Data Bias in HR analytics

By Tatenda Emma Matika

Last Updated 6/17/2026

Share this article

The rise in the use of data analytics in the workplace has resulted in companies adopting new methods of working with their data. This is a progressive step for companies that have managed to do so and now, they no longer give reports based on intuition, but based on what the data is saying.

This is all good, however, putting too much trust in data will lead to problems. In all predictive models that are created using data, there is always a bias of some sort. But we all know that all models are wrong, but there are some that are useful. The useful ones are those that use data that represents reality well. But representing reality well may not be enough when it comes to HR issues such as diversity and gender balance.

We use past data when creating predictive models. A company’s past data may be showing a larger proportion of males in leadership roles compared to females. This then means that using this data to predict future leaders or to select a leader will result in a model that is biased towards males. This does not mean that the data is wrong, it is correct, but skewed towards a certain group. Now, as HR practitioners, we do not want such a bias as it will likely result in grievances from employees.

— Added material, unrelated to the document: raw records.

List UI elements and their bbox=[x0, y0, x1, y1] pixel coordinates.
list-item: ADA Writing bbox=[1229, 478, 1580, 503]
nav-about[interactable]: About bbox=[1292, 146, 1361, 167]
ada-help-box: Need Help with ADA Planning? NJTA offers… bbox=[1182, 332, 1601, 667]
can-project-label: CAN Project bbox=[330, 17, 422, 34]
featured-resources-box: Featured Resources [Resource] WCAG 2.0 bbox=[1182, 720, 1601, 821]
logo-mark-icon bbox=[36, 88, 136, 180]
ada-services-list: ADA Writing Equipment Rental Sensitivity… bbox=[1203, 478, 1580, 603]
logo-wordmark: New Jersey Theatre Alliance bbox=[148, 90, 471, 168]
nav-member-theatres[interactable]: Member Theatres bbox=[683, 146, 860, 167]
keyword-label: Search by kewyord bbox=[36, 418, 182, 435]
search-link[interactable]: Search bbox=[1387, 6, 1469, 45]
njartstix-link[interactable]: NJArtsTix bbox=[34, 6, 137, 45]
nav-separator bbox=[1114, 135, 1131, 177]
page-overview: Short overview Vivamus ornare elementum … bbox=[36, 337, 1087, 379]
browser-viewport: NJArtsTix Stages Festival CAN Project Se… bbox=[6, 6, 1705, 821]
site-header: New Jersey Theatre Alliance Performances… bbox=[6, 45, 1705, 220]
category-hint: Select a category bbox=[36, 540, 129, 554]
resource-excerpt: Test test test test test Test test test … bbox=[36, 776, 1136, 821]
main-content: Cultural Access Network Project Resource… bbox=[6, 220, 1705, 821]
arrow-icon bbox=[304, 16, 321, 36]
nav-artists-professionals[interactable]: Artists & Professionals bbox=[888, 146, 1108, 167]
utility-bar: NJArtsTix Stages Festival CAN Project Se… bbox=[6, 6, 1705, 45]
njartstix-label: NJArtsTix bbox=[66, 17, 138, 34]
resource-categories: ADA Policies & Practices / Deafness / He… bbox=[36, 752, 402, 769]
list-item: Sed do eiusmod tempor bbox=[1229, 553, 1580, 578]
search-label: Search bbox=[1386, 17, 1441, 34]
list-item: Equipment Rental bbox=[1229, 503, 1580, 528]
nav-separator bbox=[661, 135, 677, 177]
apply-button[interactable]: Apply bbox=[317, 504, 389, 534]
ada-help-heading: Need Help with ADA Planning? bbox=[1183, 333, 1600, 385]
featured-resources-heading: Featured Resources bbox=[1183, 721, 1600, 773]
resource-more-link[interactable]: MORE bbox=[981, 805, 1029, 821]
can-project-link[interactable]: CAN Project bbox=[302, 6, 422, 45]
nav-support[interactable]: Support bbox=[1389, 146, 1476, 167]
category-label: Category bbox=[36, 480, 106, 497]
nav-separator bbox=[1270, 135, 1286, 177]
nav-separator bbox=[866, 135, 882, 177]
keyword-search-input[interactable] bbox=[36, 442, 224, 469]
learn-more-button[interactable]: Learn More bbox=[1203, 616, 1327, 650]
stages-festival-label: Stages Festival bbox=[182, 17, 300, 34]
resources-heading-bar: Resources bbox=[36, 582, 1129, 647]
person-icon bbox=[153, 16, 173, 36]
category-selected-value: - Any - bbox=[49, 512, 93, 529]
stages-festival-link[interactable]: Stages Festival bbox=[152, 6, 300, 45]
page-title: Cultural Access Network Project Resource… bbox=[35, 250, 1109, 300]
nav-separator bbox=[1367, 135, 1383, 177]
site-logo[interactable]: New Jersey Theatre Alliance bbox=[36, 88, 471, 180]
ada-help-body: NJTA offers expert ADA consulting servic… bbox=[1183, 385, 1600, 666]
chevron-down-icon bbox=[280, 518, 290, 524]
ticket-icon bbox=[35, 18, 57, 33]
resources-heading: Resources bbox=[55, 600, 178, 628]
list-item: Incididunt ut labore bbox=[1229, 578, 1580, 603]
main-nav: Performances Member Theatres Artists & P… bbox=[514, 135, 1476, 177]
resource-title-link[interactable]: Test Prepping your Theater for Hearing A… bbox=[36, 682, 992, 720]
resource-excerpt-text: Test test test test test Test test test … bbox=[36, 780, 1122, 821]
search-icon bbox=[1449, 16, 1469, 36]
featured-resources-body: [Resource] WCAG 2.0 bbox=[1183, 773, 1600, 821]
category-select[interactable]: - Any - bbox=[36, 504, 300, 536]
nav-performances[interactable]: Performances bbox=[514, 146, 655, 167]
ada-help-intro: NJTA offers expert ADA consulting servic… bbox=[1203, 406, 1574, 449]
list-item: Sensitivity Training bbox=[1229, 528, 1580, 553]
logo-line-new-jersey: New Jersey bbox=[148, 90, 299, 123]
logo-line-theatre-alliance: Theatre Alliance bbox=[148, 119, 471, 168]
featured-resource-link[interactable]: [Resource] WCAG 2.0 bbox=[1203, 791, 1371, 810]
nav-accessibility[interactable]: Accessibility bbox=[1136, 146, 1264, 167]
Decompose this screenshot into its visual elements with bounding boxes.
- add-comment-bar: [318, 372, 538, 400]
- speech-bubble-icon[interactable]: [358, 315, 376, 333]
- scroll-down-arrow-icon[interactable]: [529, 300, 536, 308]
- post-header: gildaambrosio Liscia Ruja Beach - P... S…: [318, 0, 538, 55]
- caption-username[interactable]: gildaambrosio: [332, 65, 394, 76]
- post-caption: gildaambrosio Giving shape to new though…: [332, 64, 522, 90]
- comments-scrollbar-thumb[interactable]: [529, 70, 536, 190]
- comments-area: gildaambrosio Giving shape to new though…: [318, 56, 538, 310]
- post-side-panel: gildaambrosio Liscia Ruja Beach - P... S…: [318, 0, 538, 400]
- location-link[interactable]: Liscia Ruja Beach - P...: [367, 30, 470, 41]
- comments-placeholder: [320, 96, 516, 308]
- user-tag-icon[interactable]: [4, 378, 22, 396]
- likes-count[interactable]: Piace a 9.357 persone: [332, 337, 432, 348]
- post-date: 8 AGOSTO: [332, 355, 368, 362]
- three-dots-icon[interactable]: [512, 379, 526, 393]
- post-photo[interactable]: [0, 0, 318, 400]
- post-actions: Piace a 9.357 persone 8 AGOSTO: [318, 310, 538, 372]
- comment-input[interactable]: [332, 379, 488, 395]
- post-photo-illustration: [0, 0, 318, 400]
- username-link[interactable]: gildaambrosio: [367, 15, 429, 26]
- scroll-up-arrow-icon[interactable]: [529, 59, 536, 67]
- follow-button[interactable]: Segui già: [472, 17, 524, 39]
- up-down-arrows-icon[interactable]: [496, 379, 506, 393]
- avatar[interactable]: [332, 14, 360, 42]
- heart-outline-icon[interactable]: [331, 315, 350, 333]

An important step that is then used to overcome such bias is to make sure that the data is balanced. In real life situations, it is difficult to have balanced data, but there are work-around methods that can be used. The simplest methods are

Up-sampling the Minority Class and
Down-sampling the Majority Class.

The first method involves creating more data values that represent the minority class such that we have a high number of records in the class. This is a relatively difficult task since it may require adding fictional data. There are methods that are used to do this but when it comes to explaining this to other departments, it might become challenging.

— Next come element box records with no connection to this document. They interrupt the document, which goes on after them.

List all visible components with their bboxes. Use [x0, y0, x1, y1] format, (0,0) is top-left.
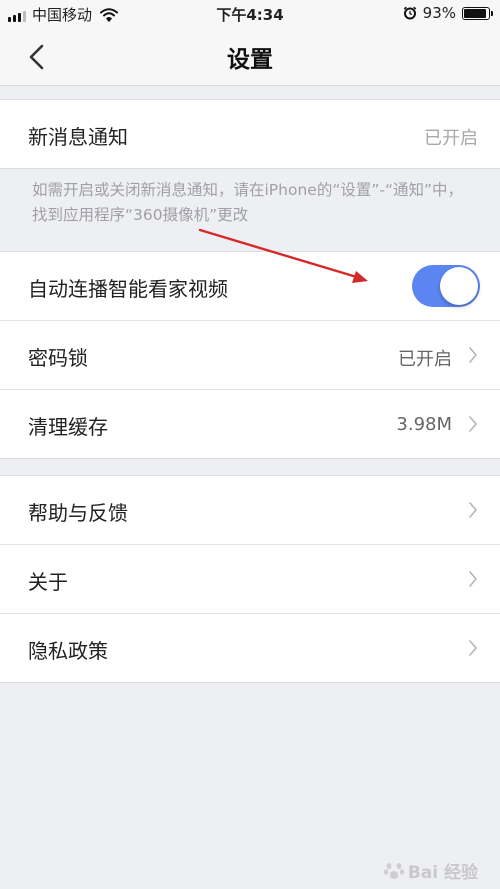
chevron-right-icon	[469, 571, 477, 587]
settings-screen: 中国移动 下午4:34 93% 设置 新消息通知 已开启 如需开启或关闭新消息通…	[0, 0, 500, 889]
privacy-policy-row[interactable]: 隐私政策	[0, 614, 500, 682]
notifications-row: 新消息通知 已开启	[0, 100, 500, 168]
alarm-icon	[403, 6, 416, 20]
notifications-label: 新消息通知	[28, 125, 128, 149]
notifications-group: 新消息通知 已开启	[0, 99, 500, 169]
privacy-policy-label: 隐私政策	[28, 639, 108, 663]
baidu-jingyan-watermark: Bai 经验	[383, 858, 478, 883]
chevron-right-icon	[469, 416, 477, 432]
autoplay-row: 自动连播智能看家视频	[0, 252, 500, 321]
about-label: 关于	[28, 570, 68, 594]
battery-percent: 93%	[422, 4, 456, 22]
help-feedback-row[interactable]: 帮助与反馈	[0, 476, 500, 545]
passcode-lock-value: 已开启	[398, 349, 452, 370]
battery-fill	[464, 8, 487, 18]
navigation-bar: 设置	[0, 28, 500, 86]
help-feedback-label: 帮助与反馈	[28, 501, 128, 525]
clear-cache-label: 清理缓存	[28, 415, 108, 439]
passcode-lock-row[interactable]: 密码锁 已开启	[0, 321, 500, 390]
more-group: 帮助与反馈 关于 隐私政策	[0, 475, 500, 683]
autoplay-label: 自动连播智能看家视频	[28, 277, 228, 301]
page-title: 设置	[227, 47, 273, 73]
paw-logo-icon	[383, 862, 405, 879]
notifications-hint: 如需开启或关闭新消息通知，请在iPhone的“设置”-“通知”中，找到应用程序“…	[32, 181, 464, 224]
chevron-right-icon	[469, 640, 477, 656]
status-right: 93%	[403, 4, 493, 22]
cache-size-value: 3.98M	[396, 414, 452, 435]
playback-settings-group: 自动连播智能看家视频 密码锁 已开启 清理缓存 3.98M	[0, 251, 500, 459]
passcode-lock-label: 密码锁	[28, 346, 88, 370]
chevron-right-icon	[469, 502, 477, 518]
clear-cache-row[interactable]: 清理缓存 3.98M	[0, 390, 500, 458]
notifications-status: 已开启	[424, 128, 478, 149]
toggle-knob	[440, 267, 478, 305]
status-bar: 中国移动 下午4:34 93%	[0, 0, 500, 28]
autoplay-toggle[interactable]	[412, 265, 480, 307]
battery-icon	[462, 6, 493, 20]
chevron-right-icon	[469, 347, 477, 363]
about-row[interactable]: 关于	[0, 545, 500, 614]
watermark-text: Bai 经验	[407, 863, 478, 883]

The second method involves removing some of the records from the majority class. If there are 800 males and 200 males in the data, we may want to reduce the number of males to a value closer to 200. But this also becomes problematic as it will result in loss of important

information. Another question would be how to determine which ones to remove and which ones to keep.

This bias does not only occur with gender, it can also occur with values such as race, schools people obtained their qualifications, age and so on. A key to overcoming such problems is to focus on people’s personal traits and skills/talent. AT IPC, we consider psychometric tests. These show a person’s personality and other things such as attention to detail. These say more about a person than the gender, age or schools which were traditionally considered to be important.

This step of determining which data to use is should be a critical step in data analytics processes. The models that we create cannot make these decisions for themselves. They only take what we give them and give output depending on that. A common phrase for this is garbage-in garbage-out. We need to make sure that we do not feed garbage to our models. Maybe in future we might have algorithms that can check whether they have been fed garbage or not, but for now, we need our human intelligence.

This bias that we have discussed is about unbalanced data, and this is what is usually found in HR data. However, we also have some other types of data bias. These are:

Selection bias

This occurs the data is selected wrongly, for example selecting a specific subset of employees, rendering the sample unrepresentative of the whole company.

Recall bias

This occurs when the data depends on people’s memory. We might ask for information that people do not remember clearly and they give biased responses.

Omitted variable bias

This occurs when an important variable is omitted in the data. For example, age might be an important variable for the model, and if it is omitted, it affects the model.

Cause-effect bias

This occurs when we assume that a correlation between variables means a causation. We might introduce a policy and immediately, employees start to perform poorly. There is need to investigate why employees are performing poorly, before rushing to conclude that the policy is the cause. There are many examples of correlations that are not related in any way on the spurious correlations website. This will give insight into the cause-effect bias.

There are other types of bias, but these are some that are important in HR analytics. We need to make use of our human intelligence to identify bias before feeding data into a model for better results.